One pair of sides is parallel to the imaginary axis.

R is the region outside the hexagon, and S = {1/z| z ε R}.

Given that:

Area of S has the form M*pi + √N, where M and N are positive integers.

Find M and N.

In addition to the hexagon, draw its incircle (diameter 1 given) and circumcircle. In polar coordinates those circles are r=1/2 and r=1/sqrt(3). The side intersecting the positive x-axis is the line 1/2 = r*cos(t) for -30deg <= t <= 30deg.

Let z be polar coordinate (r, t).
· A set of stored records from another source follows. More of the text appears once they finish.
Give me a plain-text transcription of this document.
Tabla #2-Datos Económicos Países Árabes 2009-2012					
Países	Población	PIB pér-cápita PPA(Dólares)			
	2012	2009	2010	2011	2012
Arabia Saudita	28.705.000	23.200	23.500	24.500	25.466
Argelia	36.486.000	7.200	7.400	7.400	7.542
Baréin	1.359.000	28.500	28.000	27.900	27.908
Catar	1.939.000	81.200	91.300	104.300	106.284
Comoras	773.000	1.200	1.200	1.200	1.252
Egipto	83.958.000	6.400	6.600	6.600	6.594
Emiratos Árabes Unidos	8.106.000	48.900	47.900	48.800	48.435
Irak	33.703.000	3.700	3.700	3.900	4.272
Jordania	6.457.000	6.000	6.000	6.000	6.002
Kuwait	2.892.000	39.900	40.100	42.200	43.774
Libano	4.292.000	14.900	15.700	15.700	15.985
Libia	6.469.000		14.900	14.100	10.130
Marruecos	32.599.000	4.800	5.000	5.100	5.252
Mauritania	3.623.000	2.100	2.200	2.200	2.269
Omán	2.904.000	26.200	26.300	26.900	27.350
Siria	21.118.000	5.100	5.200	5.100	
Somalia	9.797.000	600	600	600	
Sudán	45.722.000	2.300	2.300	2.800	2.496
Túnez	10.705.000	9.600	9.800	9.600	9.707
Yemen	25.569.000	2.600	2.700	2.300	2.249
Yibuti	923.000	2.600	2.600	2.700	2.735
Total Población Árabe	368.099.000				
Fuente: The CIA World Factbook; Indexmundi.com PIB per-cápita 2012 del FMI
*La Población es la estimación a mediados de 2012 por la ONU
Then the transform z -> 1/z becomes (r,t) -> (1/r, -t).

Then the r=1/2 circle becomes r=2, the r=1/sqrt(3) becomes r=sqrt(3), and the first side becomes r = 2*cos(t) for -30deg <= t <= 30deg. The last equation is a circle of radius 1, and the defined arc is a 120 degree sector of that circle, tangent to the r=2 circle at t=0 and intersecting the r=1/sqrt(3) at t = +/-30deg.

Six copies of this arc make up the transformation of the original hexagon. The chord spanning the two endpoints has a length sqrt(3). S is this six arc-lobed figure.

To help find the area of S, first draw the six chords separating S into a hexagon plus 6 circular segments. Divide the hexagon into six equilateral triangles. 3 of the circular segments plus one triangle makes one circle of radius 1.

Then the area of S equals the area of two circles of radius 1 plus 4 equilateral triangles of edge sqrt(3). Each circle has area of pi and each triangle has area 3*sqrt(3)/4. Then the area of S is 2*pi + 3*sqrt(3).